In something of a departure from the previous Step Up films, which focused mainly on dance battles between competing crews, Revolution sets up posh hotel developments and all they stand for as the main antagonist for our scrappy heroes. Despite mixed signals between The Mob’s desire to keep it real and their insatiable quest for fame — not to mention their (spoiler alert) ultimate sell-out to a Nike image campaign at the film’s end — Revolution‘s production numbers become increasingly Occupy-oriented. It’s a shift that Gabriel said he relished.
“I think that’s one of my favorite things about this film, that we stepped away from the dance battles,” he said. “it was like we were dancing for a higher purpose, and sticking it to The Man.”

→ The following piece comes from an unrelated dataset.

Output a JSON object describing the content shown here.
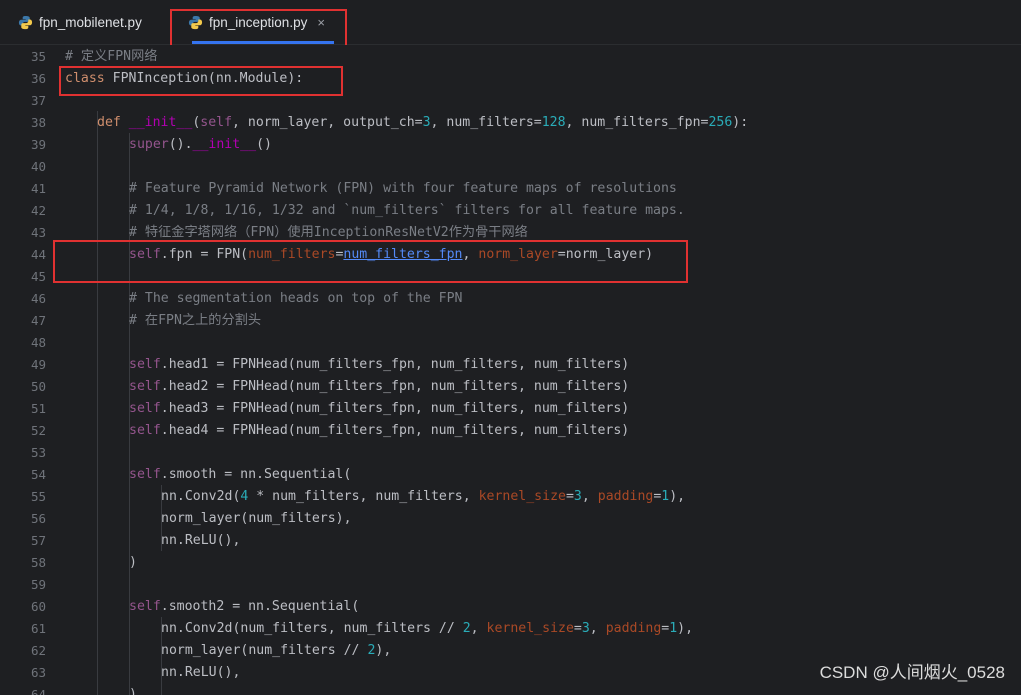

Gabriel, who currently rooms with former So You Think You Can Dance contestant and celebrity choreographer Travis Wall, has plenty on his (ahem) dance card at the moment, having danced with and/or choreographed routines for Janet Jackson, Justin Timberlake, Beyoncé, Christina Aguilera and Ne-Yo. (He also counted a routine he created for Dancing with the Stars among his favorite professional moments.) But is also looking forward to the chance Revolution has given him to test out his acting skills. He said he would love to play Baryshnikov if given the chance.
A tatted Baryshnikov? The world’s ready.